Let’s think about what would happen
if we model these three points in three-dimensional space. We’d have the triangle 𝐴𝐵𝐶 and
the median, which would be the line segment of 𝐶𝑀. So when it comes to writing the
median in vector form, the position vector can be the point 𝐶. But we still need to work out the
direction vector of 𝐂𝐌. To find the vector 𝐂𝐌, we
subtract the starting point 𝐶 from the terminal point 𝑀. So we have negative four subtract
negative eight, negative eight subtract negative one, and two subtract negative
four. Simplifying this, we have that
vector 𝐂𝐌 is equal to four, negative seven, six.

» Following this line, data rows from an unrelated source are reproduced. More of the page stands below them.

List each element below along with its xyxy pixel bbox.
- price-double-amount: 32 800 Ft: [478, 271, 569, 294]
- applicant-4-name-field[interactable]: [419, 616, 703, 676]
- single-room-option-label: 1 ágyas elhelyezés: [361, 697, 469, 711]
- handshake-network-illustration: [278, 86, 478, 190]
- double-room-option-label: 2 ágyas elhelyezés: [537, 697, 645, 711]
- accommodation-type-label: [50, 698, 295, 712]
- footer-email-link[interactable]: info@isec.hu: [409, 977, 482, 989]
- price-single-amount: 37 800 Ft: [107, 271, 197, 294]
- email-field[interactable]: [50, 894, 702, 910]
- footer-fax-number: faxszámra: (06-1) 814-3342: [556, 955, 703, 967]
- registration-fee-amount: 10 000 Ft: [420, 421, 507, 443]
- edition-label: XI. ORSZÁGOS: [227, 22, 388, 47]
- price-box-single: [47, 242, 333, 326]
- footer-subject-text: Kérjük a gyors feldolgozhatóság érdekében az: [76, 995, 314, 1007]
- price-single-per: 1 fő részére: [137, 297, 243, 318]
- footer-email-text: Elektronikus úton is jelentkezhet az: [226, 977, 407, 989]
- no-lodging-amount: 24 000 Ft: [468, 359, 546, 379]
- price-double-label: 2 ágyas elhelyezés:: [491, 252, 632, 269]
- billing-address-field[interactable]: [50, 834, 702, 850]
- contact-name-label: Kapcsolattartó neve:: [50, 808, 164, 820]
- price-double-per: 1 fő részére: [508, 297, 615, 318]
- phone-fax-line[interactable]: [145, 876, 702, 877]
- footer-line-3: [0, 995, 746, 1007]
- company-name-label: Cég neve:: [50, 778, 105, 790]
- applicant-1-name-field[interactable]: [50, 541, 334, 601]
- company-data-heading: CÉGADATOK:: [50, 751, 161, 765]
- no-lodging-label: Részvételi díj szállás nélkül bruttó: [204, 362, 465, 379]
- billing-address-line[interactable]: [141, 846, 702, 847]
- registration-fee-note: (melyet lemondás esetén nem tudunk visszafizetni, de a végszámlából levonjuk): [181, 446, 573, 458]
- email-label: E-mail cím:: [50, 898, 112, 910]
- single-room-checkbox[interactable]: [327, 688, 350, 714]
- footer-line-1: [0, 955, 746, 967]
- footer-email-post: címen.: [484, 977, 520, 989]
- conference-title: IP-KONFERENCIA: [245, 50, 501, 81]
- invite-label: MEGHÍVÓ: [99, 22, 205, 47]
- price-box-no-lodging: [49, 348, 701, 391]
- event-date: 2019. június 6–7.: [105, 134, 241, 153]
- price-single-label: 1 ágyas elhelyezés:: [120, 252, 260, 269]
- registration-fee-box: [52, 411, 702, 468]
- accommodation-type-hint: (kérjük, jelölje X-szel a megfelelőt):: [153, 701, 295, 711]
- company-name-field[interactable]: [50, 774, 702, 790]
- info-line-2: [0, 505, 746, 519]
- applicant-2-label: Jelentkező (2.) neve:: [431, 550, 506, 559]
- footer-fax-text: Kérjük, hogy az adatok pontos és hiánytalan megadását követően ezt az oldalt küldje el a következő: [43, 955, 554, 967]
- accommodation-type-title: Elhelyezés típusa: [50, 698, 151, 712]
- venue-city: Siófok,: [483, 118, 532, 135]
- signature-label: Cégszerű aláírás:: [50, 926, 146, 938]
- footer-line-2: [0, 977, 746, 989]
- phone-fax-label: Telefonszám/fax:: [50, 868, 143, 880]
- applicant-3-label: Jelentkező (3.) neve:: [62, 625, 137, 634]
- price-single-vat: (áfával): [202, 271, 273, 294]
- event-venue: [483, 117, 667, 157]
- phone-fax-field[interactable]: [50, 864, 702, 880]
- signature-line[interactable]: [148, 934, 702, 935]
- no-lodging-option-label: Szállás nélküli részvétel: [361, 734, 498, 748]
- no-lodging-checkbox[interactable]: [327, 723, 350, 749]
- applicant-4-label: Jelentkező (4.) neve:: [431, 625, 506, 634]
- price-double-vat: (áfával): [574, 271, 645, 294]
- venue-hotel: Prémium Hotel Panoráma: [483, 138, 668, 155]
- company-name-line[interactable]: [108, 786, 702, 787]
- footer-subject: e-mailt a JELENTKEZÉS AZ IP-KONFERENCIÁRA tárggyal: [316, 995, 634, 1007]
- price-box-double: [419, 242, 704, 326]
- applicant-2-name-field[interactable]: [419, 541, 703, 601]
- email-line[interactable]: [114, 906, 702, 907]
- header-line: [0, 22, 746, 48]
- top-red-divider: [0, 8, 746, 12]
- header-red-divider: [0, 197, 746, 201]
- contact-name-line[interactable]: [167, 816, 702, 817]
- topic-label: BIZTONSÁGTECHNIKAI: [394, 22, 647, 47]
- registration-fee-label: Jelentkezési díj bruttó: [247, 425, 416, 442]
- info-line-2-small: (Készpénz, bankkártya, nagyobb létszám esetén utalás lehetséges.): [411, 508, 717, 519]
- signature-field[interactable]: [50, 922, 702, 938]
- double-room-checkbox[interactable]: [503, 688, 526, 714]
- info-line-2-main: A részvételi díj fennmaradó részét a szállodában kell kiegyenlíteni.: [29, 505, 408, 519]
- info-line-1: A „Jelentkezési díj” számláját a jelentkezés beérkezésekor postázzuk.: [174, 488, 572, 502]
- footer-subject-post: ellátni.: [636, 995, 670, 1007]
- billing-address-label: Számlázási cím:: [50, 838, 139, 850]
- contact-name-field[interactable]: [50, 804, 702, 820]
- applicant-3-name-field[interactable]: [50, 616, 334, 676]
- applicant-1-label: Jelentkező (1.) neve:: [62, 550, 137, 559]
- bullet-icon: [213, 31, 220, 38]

Now we have all the information
that we need to plug in to the vector form of the line. 𝐫 sub zero will be the position
vector representing point 𝐶. Vector 𝐯 will be represented by
the vector 𝐂𝐌. Therefore, the answer for the
equation of the median from 𝐶 is 𝐫 equals negative eight, negative one, negative
four plus 𝑡 four, negative seven, six.